独眼军官认出了来人,脸上的横肉抽动了一下,皮笑肉不笑地开口,
“我们‘震雷军’在这儿清剿乱匪,周副官带这么多人过来,是什么意思?”
周烈没理会他拙劣的借口,只是抬了抬下巴,示意巷子里的沈清宁。
他的声音很平稳,却带着一股不容置疑的军人铁血。
“张彪,睁开你的狗眼看清楚。这位道长,是我家贺大帅请来问诊的贵客。她要是有半点损伤,我保证,你的‘震雷军’明天见不到奉天的太阳。
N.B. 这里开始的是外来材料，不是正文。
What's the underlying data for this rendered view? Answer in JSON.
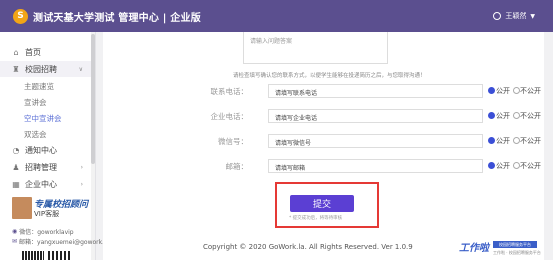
{
  "header": {
    "logo_glyph": "S",
    "title": "测试天基大学测试 管理中心 | 企业版",
    "user_name": "王颖然"
  },
  "sidebar": {
    "items": [
      {
        "label": "首页",
        "icon": "home-icon"
      },
      {
        "label": "校园招聘",
        "icon": "graduation-icon"
      },
      {
        "label": "通知中心",
        "icon": "bell-icon"
      },
      {
        "label": "招聘管理",
        "icon": "user-icon"
      },
      {
        "label": "企业中心",
        "icon": "building-icon"
      }
    ],
    "sub_items": [
      {
        "label": "主题速览"
      },
      {
        "label": "宣讲会"
      },
      {
        "label": "空中宣讲会",
        "active": true
      },
      {
        "label": "双选会"
      }
    ],
    "vip": {
      "title": "专属校招顾问",
      "subtitle": "VIP客服"
    },
    "contacts": {
      "weibo": "微信：goworklavip",
      "email": "邮箱：yangxuemei@gowork.l"
    }
  },
  "form": {
    "textarea_placeholder": "请输入问题答案",
    "notice": "请检查填写确认您的联系方式，以便学生能够在投递简历之后，与您取得沟通！",
    "fields": [
      {
        "label": "联系电话：",
        "placeholder": "请填写联系电话"
      },
      {
        "label": "企业电话：",
        "placeholder": "请填写企业电话"
      },
      {
        "label": "微信号：",
        "placeholder": "请填写微信号"
      },
      {
        "label": "邮箱：",
        "placeholder": "请填写邮箱"
      }
    ],
    "public_label": "公开",
    "private_label": "不公开",
    "submit_label": "提交",
    "submit_hint": "* 提交成功后，将等待审核"
  },
  "footer": {
    "copyright": "Copyright © 2020 GoWork.la. All Rights Reserved. Ver 1.0.9",
    "brand_name": "工作啦",
    "brand_tag": "校园招聘服务平台",
    "brand_line": "工作啦 · 校园招聘服务平台"
  },
  "colors": {
    "header_bg": "#5b4f8f",
    "accent": "#5b3fd3",
    "highlight": "#e53935"
  }
}
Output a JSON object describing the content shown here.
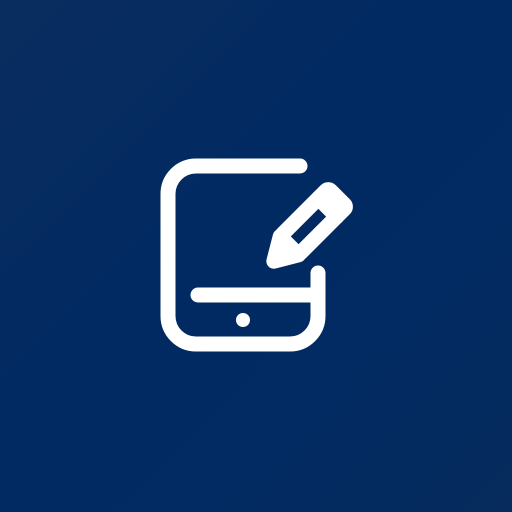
{
  "icon": {
    "name": "tablet-with-pencil-icon",
    "background_color": "#022b63",
    "foreground_color": "#ffffff"
  }
}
”
这话一出,全场死寂。
独眼龙张彪的眼珠子差点瞪出来。
贺大帅的贵客?
跑到这鸟不拉屎的地方来?
还亲自动手杀了他的兵?
但他看着周烈那张没有任何玩笑意味的脸,和他身后那挺已经开始调整射角的重机枪,后背的冷汗“唰”地一下就冒出来了。
贺大帅是奉军的实际掌权者,杀伐果断。
周烈更是他一手提拔的心腹,出了名的说一不二。
为了一个来历不明的女人,跟这头疯狗硬碰硬,不值当。
“……原来是贺大帅的贵客,误会,一场误会!”
张彪脸上挤出比哭还难看的笑容,收起驳壳枪,对着沈清宁遥遥一拱手,
“道长受惊了,我这些弟兄有眼不识泰山,您大人不记小人过!”
说罢,他恶狠狠地瞪了一眼地上的尸体,仿佛在说这笔账以后再算,然后一挥手:“收队,撤!”
一群兵痞如蒙大赦,连滚带爬地消失在村子的另一头。
巷子里剑拔弩张的气氛顷刻间烟消云散。
周烈这才松开一直按在枪柄上的手,几步走到沈清宁面前。
他收起了刚才的桀骜,极其标准地行了一个平辈军礼,姿态放得很低。
“在下奉军周烈。道长受惊了,是周某来迟一步。”
沈清宁的目光落在他身上。
周烈这个名字,她这一路听过不少。
据说此人治军极严,不仅约束部下,还时常带兵驱赶那些祸害乡里的兵匪,算是在这乱世里给百姓留了一线生机。